Kaiser‘s-Tengelmann: Gnadenlos – der Kampf um Marktanteile im Einzelhandel. Jetzt sollen es Schröder und Rürup richten

Geplante Übernahme von Kaiser’s Tengelmann durch Edeka. Bild von Klasse gegen Klasse (RIO)Der Kampf um die Übernahme der Kaiser’s – Tengelmann Supermärkte nimmt immer groteskere Formen an. Immer klarer wird, dass die Interessen der Beschäftigten für die handelnden Konzernbosse von Tengelmann, Edeka und Rewe keine Rolle spielen. (…) Bundeswirtschaftsminister Gabriel, in Zusammenarbeit mit dem ver.di-Vorsitzenden Bsirske, starteten einen neuen Versuch die Ministererlaubnis zu retten. Jetzt soll unter Moderation von Altkanzler Schröder mit den beteiligten Unternehmen, Kaiser’s, Edeka, Rewe, ein neuer Anlauf unternommen werden. Ob dieser erfolgreich sein wird, bleibt abzuwarten. Eine Regelung ohne die Interessen von Rewe zu bedienen, wird es wohl nicht geben. Ob diese dann die Zustimmung von Edeka findet, bleibt abzuwarten. Für Gewerkschafter*innen zeigt diese ganze Angelegenheit deutlich, dass ihre Möglichkeiten, Einfluss auf Unternehmensentscheidungen zu nehmen, doch sehr begrenzt sind. Vor allem in der Tengelmann Gruppe, mit der gegebenen privatkapitalistischen Eigentümerstruktur, sind die Beschäftigten und ihre Interessenvertretungen in einer schwachen Position. Aber auch in den genossenschaftlich organisierten Marktführern Edeka und Rewe sieht es nicht viel besser aus. Gesellschaftlich muss die Frage aufgeworfen werden ob, wir uns solch eine Marktmachtkonzentration leisten können. (…) Mit welch einer Struktur solchen Entwicklungen entgegengewirkt werden kann, sollte Gegenstand von nicht nur, aber eben auch Debatten in der Linken sein. Das dies nicht nur eine Angelegenheit von Beschäftigten sein darf, liegt auf der Hand. Auch Konsument*innen müssen an solchen Debatten beteiligt werden. Dabei geht es nicht nur um die Unternehmensformen, sondern vor allem auch darum, welchen gesellschaftlichen Anforderungen Einzelhandelsunternehmen unterliegen sollen. Dabei spielen nicht nur die Arbeitsbedingungen der dort Beschäftigten eine wichtige Rolle. Ausreichende Preise für die Erzeuger, gute Arbeitsbedingungen in den Produktionsstätten, gerechter Austausch mit dem globalen Süden, artgerechte Tierhaltung, pestizidfreies Obst und Gemüse, sind nur einige der vielen Themen, die auch in solche Debatten einfliessen müssen.“ Artikel von Helmut Born vom 25.10.2016 für das LabourNet Germany – wir danken!
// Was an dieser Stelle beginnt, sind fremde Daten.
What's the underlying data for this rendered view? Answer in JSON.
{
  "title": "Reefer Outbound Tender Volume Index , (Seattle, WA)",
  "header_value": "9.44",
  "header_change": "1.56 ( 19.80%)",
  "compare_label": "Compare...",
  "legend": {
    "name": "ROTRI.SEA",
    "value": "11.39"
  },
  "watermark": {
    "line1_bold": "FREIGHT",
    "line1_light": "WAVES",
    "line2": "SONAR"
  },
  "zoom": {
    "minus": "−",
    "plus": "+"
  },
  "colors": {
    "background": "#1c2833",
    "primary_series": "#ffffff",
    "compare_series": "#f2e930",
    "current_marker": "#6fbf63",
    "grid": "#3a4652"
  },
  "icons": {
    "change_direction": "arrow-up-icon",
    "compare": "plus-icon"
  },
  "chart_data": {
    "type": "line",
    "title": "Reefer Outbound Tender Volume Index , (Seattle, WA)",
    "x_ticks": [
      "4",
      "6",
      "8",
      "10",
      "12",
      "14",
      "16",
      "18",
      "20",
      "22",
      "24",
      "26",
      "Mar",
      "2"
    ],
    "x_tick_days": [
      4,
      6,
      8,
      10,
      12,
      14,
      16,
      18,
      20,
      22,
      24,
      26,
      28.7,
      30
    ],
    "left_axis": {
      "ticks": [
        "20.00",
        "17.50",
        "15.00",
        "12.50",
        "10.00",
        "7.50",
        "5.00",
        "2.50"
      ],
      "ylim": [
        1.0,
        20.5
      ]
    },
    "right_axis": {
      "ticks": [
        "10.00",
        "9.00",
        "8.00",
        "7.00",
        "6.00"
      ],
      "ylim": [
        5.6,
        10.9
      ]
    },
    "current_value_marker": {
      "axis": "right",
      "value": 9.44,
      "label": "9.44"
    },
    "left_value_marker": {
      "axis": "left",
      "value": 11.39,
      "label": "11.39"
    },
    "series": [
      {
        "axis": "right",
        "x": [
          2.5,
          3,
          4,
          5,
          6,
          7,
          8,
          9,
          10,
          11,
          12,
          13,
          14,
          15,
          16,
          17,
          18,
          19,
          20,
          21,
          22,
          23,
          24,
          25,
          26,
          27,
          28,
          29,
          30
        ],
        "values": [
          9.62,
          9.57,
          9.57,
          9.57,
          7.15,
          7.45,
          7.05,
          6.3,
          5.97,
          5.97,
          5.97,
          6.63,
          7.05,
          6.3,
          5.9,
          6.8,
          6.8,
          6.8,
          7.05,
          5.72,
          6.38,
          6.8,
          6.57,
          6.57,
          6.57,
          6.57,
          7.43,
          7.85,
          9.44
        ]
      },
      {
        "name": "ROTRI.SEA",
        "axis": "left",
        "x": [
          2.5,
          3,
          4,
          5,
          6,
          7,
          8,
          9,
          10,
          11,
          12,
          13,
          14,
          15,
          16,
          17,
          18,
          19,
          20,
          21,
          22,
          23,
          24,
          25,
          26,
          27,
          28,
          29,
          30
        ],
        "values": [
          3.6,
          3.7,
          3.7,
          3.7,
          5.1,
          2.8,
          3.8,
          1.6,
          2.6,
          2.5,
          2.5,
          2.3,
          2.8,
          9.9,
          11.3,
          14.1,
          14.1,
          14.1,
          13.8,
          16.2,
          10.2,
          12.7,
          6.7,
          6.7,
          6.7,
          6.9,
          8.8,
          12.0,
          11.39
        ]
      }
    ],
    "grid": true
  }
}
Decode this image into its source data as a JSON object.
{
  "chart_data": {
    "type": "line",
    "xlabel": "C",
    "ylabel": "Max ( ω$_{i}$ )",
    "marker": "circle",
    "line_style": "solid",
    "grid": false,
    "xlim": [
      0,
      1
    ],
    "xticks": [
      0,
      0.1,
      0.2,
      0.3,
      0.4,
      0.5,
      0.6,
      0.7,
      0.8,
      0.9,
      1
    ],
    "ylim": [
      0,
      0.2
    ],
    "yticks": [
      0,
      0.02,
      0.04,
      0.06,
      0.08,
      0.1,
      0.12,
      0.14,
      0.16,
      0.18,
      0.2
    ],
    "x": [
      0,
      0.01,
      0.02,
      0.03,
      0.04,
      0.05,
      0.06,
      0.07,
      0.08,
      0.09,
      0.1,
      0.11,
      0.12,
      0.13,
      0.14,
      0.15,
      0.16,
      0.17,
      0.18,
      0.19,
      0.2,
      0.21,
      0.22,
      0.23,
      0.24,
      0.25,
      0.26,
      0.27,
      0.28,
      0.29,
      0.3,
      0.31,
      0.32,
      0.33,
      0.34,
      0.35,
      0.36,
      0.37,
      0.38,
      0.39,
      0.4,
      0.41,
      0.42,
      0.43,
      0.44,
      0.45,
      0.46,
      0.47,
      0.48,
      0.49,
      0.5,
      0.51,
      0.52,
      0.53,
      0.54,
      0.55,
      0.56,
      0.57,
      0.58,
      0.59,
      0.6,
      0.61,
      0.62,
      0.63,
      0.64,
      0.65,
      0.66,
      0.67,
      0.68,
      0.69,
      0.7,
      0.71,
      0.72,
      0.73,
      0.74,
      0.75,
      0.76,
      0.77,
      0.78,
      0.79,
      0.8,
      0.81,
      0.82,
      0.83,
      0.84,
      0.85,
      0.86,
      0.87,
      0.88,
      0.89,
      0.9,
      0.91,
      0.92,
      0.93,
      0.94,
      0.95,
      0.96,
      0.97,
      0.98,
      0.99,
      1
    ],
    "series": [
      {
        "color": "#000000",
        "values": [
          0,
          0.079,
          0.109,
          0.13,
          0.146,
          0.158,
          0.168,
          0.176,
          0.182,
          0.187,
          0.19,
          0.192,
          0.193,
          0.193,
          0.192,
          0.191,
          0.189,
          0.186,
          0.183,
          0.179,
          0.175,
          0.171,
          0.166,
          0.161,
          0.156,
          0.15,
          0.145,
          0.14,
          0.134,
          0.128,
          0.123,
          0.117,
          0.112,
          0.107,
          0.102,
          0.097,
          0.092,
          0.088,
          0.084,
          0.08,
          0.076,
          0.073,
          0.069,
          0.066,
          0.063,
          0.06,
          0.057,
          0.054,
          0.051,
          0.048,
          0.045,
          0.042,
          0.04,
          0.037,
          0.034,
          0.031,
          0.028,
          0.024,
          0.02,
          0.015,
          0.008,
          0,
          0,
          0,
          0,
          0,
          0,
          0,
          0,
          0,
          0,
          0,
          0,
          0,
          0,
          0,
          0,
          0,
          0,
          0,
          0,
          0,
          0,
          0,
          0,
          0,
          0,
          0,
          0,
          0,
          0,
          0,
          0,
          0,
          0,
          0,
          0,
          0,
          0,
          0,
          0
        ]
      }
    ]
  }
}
Kaiser‘s – Tengelmann: Gnadenlos – der Kampf um Marktanteile im Einzelhandel.
Jetzt sollen es Schröder und Rürup richten

Der Kampf um die Übernahme der Kaiser’s – Tengelmann Supermärkte nimmt immer groteskere Formen an. Immer klarer wird, dass die Interessen der Beschäftigten für die handelnden Konzernbosse von Tengelmann, Edeka und Rewe keine Rolle spielen. Dem Boss von Tengelmann, Haub, geht es darum, die angeblich seit Jahren defizitären Lebensmittel Supermärkte von Kaiser’s loszuwerden. Vor Jahren hatte er schon die Plus Discount Märkte an Edeka verkauft und sich an deren Discounter Kette „Netto“ eine 20 %ige Beteiligung gesichert. Mit Plus betreibt er weiterhin einen florierenden Online Handel, der den Profitabilitätsvorstellungen offensichtlich voll entspricht. Ferner betreibt er den von Skandalen begleiteten Textildiscounter KIK. Für den größten Lebensmittelkonzern, Edeka, und seinen Boss, Musa, geht es darum, mit dem Erwerb der Kaiser’s Supermärkte seine marktbeherrschende Stellung weiter auszubauen. Dabei geht es für Edeka nicht um den Erhalt des Namens Kaiser’s, sondern um eine Eingliederung in den Edeka Konzern, wobei auch Kaiser’s Filialen in Netto Discounter umgewandelt werden können.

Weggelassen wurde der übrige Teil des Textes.